Board of Management authorisation, particularly regarding issue and buy-back of

shares

The Board of Management is authorised, subject to the approval of the Supervisory Board, to issue up to 240 million new, no-par value registered shares by or before 20 April 2014 in exchange for cash and/or non-cash contributions and thereby increase the company’s share capital by up to €240 million (Authorised Capital 2009, Article 5 (2) of the Articles of Association). To date, the Board of Management has not made use of this authorisation.

When new shares are issued from Authorised Capital 2009, the shareholders are entitled in principle to pre-emptive subscription rights. Such rights may only be disapplied subject to the requirements specified in Article 5 (2) of the Articles of Association and subject to the consent of the Supervisory Board. Details may be found in Article 5 (2) of the Articles of Association of the company.

The Authorised Capital 2009 is a financing and acquisition instrument in accordance with international standards that allows the company to increase equity quickly, flexibly and cost-effectively. The authorised capital is equivalent to less than 20% of the share capital.
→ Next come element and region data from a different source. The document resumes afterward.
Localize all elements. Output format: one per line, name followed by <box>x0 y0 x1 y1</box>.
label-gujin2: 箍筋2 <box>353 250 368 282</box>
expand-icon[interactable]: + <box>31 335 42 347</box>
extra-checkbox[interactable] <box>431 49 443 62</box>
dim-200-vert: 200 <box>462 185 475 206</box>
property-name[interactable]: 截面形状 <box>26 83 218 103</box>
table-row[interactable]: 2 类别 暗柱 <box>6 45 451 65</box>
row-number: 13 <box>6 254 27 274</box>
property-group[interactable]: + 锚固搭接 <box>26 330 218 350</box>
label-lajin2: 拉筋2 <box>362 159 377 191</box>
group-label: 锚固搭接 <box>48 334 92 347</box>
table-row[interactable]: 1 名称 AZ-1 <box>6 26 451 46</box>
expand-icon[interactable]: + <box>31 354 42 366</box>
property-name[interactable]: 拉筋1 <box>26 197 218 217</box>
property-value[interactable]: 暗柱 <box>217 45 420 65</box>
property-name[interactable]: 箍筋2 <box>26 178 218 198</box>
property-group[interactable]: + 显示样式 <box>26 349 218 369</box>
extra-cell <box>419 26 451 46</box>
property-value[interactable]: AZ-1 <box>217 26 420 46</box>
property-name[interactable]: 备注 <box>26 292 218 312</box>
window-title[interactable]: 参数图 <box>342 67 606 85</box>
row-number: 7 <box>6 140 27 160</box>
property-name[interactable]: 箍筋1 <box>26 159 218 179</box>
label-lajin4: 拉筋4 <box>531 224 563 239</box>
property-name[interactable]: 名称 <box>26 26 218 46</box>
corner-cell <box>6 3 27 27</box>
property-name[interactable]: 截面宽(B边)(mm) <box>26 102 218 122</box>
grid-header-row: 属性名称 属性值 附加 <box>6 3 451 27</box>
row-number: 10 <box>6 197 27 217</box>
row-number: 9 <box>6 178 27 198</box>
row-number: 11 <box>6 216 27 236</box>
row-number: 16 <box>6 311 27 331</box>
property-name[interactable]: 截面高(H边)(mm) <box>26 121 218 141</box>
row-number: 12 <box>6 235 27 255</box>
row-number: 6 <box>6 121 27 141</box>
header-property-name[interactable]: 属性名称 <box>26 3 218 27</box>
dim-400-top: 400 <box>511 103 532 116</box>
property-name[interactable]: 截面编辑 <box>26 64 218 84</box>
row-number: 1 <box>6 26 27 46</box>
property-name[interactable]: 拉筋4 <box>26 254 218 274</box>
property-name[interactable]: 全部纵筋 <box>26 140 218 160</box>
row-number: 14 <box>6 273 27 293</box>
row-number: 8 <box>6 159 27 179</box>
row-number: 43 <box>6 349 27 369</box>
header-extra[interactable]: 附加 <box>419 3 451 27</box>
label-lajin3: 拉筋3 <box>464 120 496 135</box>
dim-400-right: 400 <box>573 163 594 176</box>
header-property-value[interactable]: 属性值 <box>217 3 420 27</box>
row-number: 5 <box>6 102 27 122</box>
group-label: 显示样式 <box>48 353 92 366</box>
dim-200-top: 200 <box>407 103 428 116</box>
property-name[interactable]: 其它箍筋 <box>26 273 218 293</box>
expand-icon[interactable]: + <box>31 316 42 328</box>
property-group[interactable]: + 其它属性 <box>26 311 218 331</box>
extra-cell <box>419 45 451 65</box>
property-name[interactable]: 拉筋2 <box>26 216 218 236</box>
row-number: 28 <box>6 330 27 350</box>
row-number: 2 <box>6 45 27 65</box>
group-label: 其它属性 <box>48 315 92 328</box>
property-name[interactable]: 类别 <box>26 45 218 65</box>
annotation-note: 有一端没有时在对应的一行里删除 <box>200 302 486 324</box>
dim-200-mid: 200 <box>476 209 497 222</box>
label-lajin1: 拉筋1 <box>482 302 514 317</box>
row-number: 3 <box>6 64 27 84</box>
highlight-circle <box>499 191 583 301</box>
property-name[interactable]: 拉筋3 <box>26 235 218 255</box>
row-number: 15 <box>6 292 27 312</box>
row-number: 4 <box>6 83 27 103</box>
An AGM resolution was passed on 8 May 2007 authorising the Board of Management, subject to the consent of the Supervisory Board, to issue bonds with warrants, convertible bonds and/or income bonds (hereinafter referred to collectively as “bonds with warrants and/or convertible bonds”), or a combination thereof, in an aggregate principal amount of up to €1 billion, on one or more occasions, by or before 7 May 2012, thereby granting option and/or conversion rights for new shares in an amount not to exceed €56 million of the share capital. To this end, the share capital is contingently increased by up to €56 million (Contingent Capital III, Article 5 (3) of the Articles of Association). When issuing bonds with warrants and/or convertible bonds, shareholder subscription rights may only be disapplied subject to the terms of the aforementioned resolution and pending the consent of the Supervisory Board. Further details may be found in the motion adopted by the AGM under agenda item 7 of the dp-dhl.com/en/investors.html AGM of 8 May 2007.

Authorisation to issue bonds with warrants and/or convertible bonds is standard business practice amongst publicly listed companies. It allows the company to finance its activities flexibly and promptly, and gives it the financial leeway to take advantage of favourable market situations at short notice, for example, by offering company shares or bonds with warrants/convertible bonds as a consideration within the context of company mergers, and when acquiring companies or shareholdings in companies. To date, the Board of Management has not made use of this authorisation. Finally, the AGM of 21 April 2009 authorised the company to buy back shares up to an amount not to exceed 10% of the share capital existing as of that date, by or before 30 September 2010. This authorisation is subject to the proviso that at no time should the shares acquired in this way, together with the shares already held by the company, account for more than 10% of the share capital. The shares may be purchased through the stock market, a public offer, a public call for offers of sale from the company’s shareholders or by some other means in accordance with Section 53 a of the AktG. The authorisation permits the Board of Management to exercise it for every purpose authorised by law, particularly to redeem the purchased own shares without a further AGM resolution, subject to the consent of the Supervisory Board. Details may be found in the motion adopted by the AGM under agenda item 6 of the dp-dhl.com/en/investors.html AGM of 21 April 2009.